= Mark Kaplan (musician) =

American violinist (born 1953)

Mark Kaplan (born 30 December 1953, in Cambridge, Massachusetts) is an American violinist, currently a professor at Indiana University's Jacobs School of Music. Before teaching at Indiana, Kaplan taught at the University of California, Los Angeles (UCLA).

==Biography==
Kaplan studied at the Juilliard School under Dorothy DeLay.

He taught at UCLA, before taking up a his post as professor of violin at Jacobs School of Music in 2005.

Kaplan has performed with most of the major orchestras in the United States, including New York Philharmonic, Los Angeles Philharmonic, Cleveland Orchestra, Philadelphia Orchestra, the National Symphony Orchestra of Washington, D.C., as well as St Louis Symphony Orchestra, Pittsburgh Symphony Orchestra, Baltimore Symphony Orchestra, Minnesota Orchestra, Cincinnati Symphony Orchestra, Dallas Symphony Orchestra, and Houston Symphony.

He has also performed widely in international settings, since his European debut in 1975 when he was asked to substitute for Pinchas Zuckerman, playing the Bartók Concerto in Cologne under the baton of Lawrence Foster. He has since made concerto and recital appearances in London, Berlin, Paris, Vienna, Prague, Zurich, Amsterdam, Copenhagen and Milan, as well as in Australia, New Zealand, Malaysia, Hong Kong and Singapore. In Australia, Kaplan appeared for the Australian Broadcasting Corporation, playing with the Queensland Orchestra in Brisbane in 2009.

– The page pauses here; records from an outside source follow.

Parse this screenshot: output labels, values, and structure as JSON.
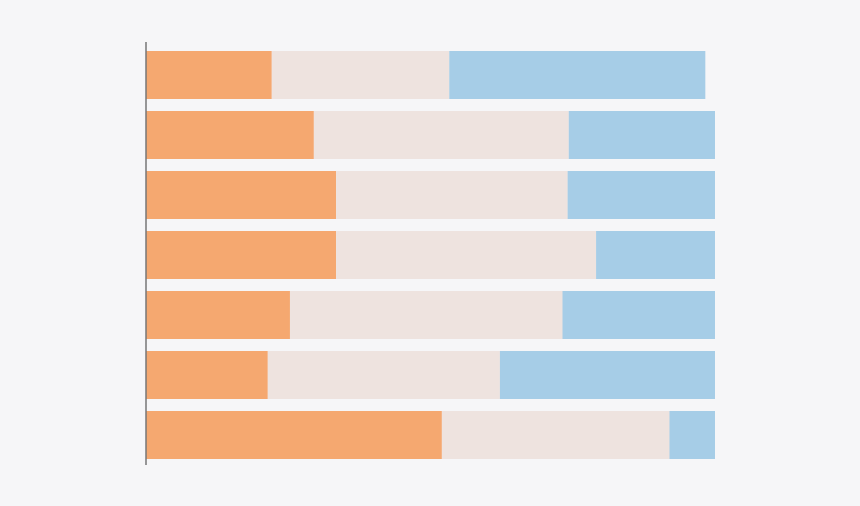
{
  "chart_data": {
    "type": "bar",
    "orientation": "horizontal",
    "stacked": true,
    "title": "",
    "xlabel": "",
    "ylabel": "",
    "legend": "none",
    "grid": false,
    "xlim": [
      0,
      100
    ],
    "categories": [
      "",
      "",
      "",
      "",
      "",
      "",
      ""
    ],
    "series": [
      {
        "color": "#f5a870",
        "values": [
          22.1,
          29.5,
          33.4,
          33.4,
          25.3,
          21.4,
          52
        ]
      },
      {
        "color": "#eee3df",
        "values": [
          31.2,
          44.8,
          40.7,
          45.7,
          47.9,
          40.8,
          40
        ]
      },
      {
        "color": "#a6cde7",
        "values": [
          45.0,
          25.7,
          25.9,
          20.9,
          26.8,
          37.8,
          8.0
        ]
      }
    ]
  }
}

In addition to his solo work, Kaplan records and performs with pianist Yael Weiss and cellist Peter Stumpf as the Weiss-Kaplan-Stumpf Trio. He previously performed and recorded for two decades in the Golub-Kaplan-Carr trio, with cellist Colin Carr and pianist David Golub.

==Works==
Kaplan's second recording of the solo violin works of JS Bach was issued in early 2016 on Bridge Records, alongside a Weiss-Kaplan-Stumpf Trio recording of Fred Lerdahl’s "Times 3". In 2014 was released (also for Bridge) of a CD with new American Piano Trios, joining a 2011 recording of Brahms and Smetana Trios. Other recent recordings include concerti of Berg and Stravinsky, the Lalo Symphonie Espagnole and the Concierto Espagnol of Joan Manen, all under the baton of Lawrence Foster, as well as Lewis Spratlan’s Concertino and the tone poem, Le Ménétrier, by Max d’Ollone. Kaplan's discography also includes the Bartók Violin Concerto No. 2 and Dohnanyi Violin Concerto No. 2, violin concerti of Paganini, Wieniawski and Viotti; the Brahms Double Concerto; Spanish Dances of Sarasate; various works of Bartók including the Solo Sonata; violin and piano sonatas of Schumann with Anton Kuerti; and trios of Brahms, Debussy, Dvorak, Fauré, Mendelssohn, Rachmaninov, Saint-Saëns, Schubert, Smetana and Tchaikowsky. The Golub-Kaplan-Carr Trio's recording, on Arabesque Records, of Tchaikovsky and Smetana trios, received an INDIE Award for Best Classical Album by an Ensemble.

==Personal life==
Kaplan plays a violin made by Antonio Stradivari in 1685, named "The Marquis" after the Marchese Spinola, whose family owned the violin for several generations. Both of his sons are also musicians: Edwin Kaplan is a member of the Tesla Quartet, and David Kaplan is a piano soloist and faculty member at UCLA.